#sermon I should’ve been a Desert Father

by Jim Morgan

The time has come for me to knuckle down and do what I know I should. For many years now I have run away from any serious attempts to explore my religious faith. Due to my history with religion most of the time I would simply prefer that religion went away.

My indolent self wants to travel down the fundamentalist/evangelical path. The engineers paved this path with ease. The evangelicals only require that one sit in a church service like a sponge once a week, pay some tithes, quit cussing and buy gaudy Christian trinkets at the local marketplace. Actions beyond saying a trite “I’ll be praying for you” or taking Bible verses out of context never made the evangelical’s to-do list.

However, I crave more than having a preacher say that I loved the church at my funeral. For more than 30 years my life consisted of Bible reading and memorization, church attendance, working on programs, preaching, teaching Sunday School classes, staying away from sin and sinners, and all the other effluvium of a good Christianity. These actions do not satisfy the seeker who resides in my soul. They amount to little more than people pleasing legalism. I would not classify any of these things as bad. I just classify them as acts, not necessarily spiritual acts or bad acts, just acts.

I did the acts. As they have many other people, the acts failed me.

While I practised evangelical Christianity I read a small book that Gary Thomas wrote called Spiritual Pathways. It opened my eyes to many things on my walk. I attempted to apply the lessons of the book to my life and live in a self-imposed paradigm that I felt would make me a better person. This may not have been the intention of Mr Thomas.

In the book Thomas outlined many differing ways to see God. I forget the entire list of different paths at this point but he mentioned:

  • Naturalist: Naturalists Draw near to God through nature.
    Sensate: Sensates draw near to God through the senses.
    Traditionalist: Traditionalists draw near to God through ritual and symbol.
    Ascetics: Ascetics draw near to God through solitude and simplicity.
    Activists: Activists draw near to God through bringing about social change
    Caregiver: Caregivers draw near to God through caring for and serving others.
    Enthusiast: Enthusiasts draw near to God through celebration and mystery.
    Contemplative: Contemplatives draw near to God through personal adoration and heartfelt devotion.
    Intellectual: Intellectuals draw near to God through their minds.

I found no satisfaction here either. After some reflection I understood that it did not satisfy because I missed one big point: I wanted to work on me, i.e. make me a better person. I retained the central place in my heart and soul.

I can never satisfy.

I needed God. I still need God. I crave for God. Like the Psalmist says in Psalm 42 “…my heart panteth…” for God.

I don’t need a label. I don’t need a denomination. I don’t need a creed. I don’t need a ceremony…

I NEED GOD.

I want God to encircle me, wrap his arms around me, love me, care for me… I want to hear his voice and I want to feel his presence. I crave direct contact with the All-Mighty. I don’t want to read about it second hand from some book or hear about it on the radio. I want the God that one can not purchase from the local Christian bookstore. I want God’s fingerprints all over me.

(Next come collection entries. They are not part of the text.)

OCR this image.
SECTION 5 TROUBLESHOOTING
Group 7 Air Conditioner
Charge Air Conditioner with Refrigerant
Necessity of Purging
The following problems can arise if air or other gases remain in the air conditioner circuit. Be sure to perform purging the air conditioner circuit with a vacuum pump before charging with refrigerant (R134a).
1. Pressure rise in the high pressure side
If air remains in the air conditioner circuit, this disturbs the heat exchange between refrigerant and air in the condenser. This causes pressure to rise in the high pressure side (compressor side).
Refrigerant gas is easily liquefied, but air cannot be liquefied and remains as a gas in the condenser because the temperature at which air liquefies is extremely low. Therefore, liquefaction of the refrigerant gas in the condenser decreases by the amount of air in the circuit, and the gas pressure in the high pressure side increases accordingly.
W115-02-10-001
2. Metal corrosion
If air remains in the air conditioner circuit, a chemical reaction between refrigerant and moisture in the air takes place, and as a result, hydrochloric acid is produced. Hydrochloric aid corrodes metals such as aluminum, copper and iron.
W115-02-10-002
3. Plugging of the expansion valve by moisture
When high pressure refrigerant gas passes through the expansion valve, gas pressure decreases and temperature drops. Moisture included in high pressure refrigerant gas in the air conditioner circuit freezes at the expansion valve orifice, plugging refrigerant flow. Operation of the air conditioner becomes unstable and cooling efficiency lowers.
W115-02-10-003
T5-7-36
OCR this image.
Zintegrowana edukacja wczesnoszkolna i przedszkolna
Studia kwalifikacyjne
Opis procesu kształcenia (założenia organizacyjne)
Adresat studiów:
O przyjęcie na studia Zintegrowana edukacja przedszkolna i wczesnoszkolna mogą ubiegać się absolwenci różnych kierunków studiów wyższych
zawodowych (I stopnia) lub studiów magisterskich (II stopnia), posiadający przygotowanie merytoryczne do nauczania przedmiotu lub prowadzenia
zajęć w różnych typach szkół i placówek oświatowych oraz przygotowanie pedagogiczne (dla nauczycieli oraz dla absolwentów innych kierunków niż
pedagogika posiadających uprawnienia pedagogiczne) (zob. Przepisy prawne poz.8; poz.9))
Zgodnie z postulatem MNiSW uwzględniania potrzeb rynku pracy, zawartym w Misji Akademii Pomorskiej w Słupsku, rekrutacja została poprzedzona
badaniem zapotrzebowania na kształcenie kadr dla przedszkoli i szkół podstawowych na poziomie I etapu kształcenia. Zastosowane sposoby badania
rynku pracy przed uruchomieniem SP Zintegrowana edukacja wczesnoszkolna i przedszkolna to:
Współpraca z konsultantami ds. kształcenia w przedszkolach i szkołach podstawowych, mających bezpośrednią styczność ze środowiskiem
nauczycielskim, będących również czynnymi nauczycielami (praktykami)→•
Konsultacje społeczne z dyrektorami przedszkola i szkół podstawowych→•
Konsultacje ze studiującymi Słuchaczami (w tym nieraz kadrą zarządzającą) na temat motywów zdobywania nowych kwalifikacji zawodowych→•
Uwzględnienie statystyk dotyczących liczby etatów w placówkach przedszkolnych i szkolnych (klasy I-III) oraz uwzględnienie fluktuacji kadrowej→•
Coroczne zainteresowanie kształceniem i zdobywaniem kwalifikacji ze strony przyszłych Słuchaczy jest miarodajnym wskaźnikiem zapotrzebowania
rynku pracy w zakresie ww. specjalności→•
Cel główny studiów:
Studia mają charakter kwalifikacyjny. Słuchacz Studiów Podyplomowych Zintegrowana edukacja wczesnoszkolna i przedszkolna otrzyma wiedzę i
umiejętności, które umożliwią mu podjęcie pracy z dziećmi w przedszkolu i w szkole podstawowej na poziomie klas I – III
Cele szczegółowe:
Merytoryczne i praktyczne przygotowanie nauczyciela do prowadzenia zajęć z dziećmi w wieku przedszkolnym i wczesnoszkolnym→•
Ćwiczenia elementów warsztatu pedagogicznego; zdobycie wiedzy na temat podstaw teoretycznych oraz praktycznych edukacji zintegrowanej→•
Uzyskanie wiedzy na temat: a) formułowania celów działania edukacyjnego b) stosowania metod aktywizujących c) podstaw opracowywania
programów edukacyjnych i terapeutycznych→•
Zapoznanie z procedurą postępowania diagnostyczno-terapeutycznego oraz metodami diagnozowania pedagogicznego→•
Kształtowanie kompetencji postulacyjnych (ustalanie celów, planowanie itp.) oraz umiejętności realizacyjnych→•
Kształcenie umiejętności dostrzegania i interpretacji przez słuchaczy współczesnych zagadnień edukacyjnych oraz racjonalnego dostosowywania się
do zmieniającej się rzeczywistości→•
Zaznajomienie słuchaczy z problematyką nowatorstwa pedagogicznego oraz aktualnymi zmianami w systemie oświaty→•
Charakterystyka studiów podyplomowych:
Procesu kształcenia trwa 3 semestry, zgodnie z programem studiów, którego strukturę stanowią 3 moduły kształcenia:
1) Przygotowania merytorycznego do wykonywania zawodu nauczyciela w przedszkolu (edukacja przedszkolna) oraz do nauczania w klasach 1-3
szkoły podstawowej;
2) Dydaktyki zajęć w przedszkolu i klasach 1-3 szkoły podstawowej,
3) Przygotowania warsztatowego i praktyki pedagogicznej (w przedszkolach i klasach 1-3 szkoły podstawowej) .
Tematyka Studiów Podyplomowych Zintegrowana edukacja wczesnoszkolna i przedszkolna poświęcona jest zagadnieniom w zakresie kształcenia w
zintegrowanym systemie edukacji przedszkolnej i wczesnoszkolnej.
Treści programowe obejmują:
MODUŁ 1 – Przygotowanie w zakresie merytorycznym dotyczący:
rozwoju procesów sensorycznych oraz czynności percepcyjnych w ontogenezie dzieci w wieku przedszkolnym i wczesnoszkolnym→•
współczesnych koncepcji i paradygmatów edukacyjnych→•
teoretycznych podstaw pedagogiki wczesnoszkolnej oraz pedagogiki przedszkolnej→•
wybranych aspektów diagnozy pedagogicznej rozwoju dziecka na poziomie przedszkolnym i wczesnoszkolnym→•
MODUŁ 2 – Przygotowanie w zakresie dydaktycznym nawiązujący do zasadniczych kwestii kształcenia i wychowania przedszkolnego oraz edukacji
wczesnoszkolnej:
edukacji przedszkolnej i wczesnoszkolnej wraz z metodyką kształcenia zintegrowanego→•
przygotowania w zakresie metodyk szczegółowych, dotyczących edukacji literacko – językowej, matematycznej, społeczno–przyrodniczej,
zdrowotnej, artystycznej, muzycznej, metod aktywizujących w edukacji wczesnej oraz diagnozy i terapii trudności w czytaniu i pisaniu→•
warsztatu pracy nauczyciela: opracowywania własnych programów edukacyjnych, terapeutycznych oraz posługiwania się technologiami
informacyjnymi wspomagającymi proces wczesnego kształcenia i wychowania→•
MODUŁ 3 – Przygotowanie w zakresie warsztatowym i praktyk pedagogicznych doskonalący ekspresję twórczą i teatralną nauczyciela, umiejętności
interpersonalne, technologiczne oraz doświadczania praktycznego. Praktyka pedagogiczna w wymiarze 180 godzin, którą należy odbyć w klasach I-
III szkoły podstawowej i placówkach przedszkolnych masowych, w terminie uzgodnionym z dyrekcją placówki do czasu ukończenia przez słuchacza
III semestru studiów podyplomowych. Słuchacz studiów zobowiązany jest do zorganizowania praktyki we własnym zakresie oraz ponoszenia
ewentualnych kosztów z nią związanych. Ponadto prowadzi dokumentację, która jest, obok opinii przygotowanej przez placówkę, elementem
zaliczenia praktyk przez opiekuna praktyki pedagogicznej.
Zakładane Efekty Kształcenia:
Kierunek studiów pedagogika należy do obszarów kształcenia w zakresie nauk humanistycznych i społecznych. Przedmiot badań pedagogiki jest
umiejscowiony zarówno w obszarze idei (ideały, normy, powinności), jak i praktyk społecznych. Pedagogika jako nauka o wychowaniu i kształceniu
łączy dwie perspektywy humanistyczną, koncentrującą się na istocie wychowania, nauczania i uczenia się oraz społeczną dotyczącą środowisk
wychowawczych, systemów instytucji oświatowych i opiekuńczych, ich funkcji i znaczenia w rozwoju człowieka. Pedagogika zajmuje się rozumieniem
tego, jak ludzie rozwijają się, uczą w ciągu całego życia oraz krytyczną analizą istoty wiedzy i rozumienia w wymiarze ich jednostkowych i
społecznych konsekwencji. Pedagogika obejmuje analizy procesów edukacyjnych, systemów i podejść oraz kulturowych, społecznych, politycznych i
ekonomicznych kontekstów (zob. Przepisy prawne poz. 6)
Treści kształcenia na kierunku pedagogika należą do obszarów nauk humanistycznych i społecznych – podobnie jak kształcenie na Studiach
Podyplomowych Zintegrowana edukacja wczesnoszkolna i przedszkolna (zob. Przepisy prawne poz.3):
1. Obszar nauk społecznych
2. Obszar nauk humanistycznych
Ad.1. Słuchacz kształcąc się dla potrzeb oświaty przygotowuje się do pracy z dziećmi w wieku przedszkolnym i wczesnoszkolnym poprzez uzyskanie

I want to smell like God does.

Some people draw close to God through the rituals and ecstasy. Most, if not all, churches follow this path. God did not wire me for this path. On the list of spiritual paths above I would  classify myself as an ascetic-naturalist-intellectual. None of the institutional churches that I have ever attended have a place for me. Institutional churches provide the spiritual needs of many people, they make me uncomfortable.

Please hear me, I do not intend to offend anyone with these comments but I must speak from the heart. The institution that we call the church has failed to help me find God in any meaningful way. Sure it taught me doctrines and dogmas and has given me tons of antique songs to whistle and some pointless contemporary songs to dance to but it has not given me God. It has also not given me the means or knowledge on how to seek God.

My path lies down other avenues, like maybe monasticism.

Last week I spoke about God offering us a journey. I now begin this journey. My journey posits more questions than answers. It begins not with a long statement of “this Jim believes” but rather with a list of questions and a lot of navel-gazing. The Christian community may reject me. Many will not even understand me or my quest but a desire for God overpowers the innate desire desire of acceptance.

The journey begins with a simple statement: I believe in God and desire direct contact with God.

The journey for now will focus on seeking God in everything. Where does God work? Where does God live? How does God act? How does this all relate to me?

I shall practise mindfulness. I will pay close attention to the world around me. I inhabit this world. If God wants to communicate with me it must happen in the real world.

I will not resort to the trite and cliched answers of anyone’s religious ideology. I reject any label that one may think applies to me and I refuse to classify myself. If God transcends our world then surely God transcends our puny labels.

I will continue to live with good humour and try to seek peace, both for myself and other people.

I believe that I act the way I do because God wants me this way. Rather than seeking to change myself and feel guilty about myself I will learn to relish myself.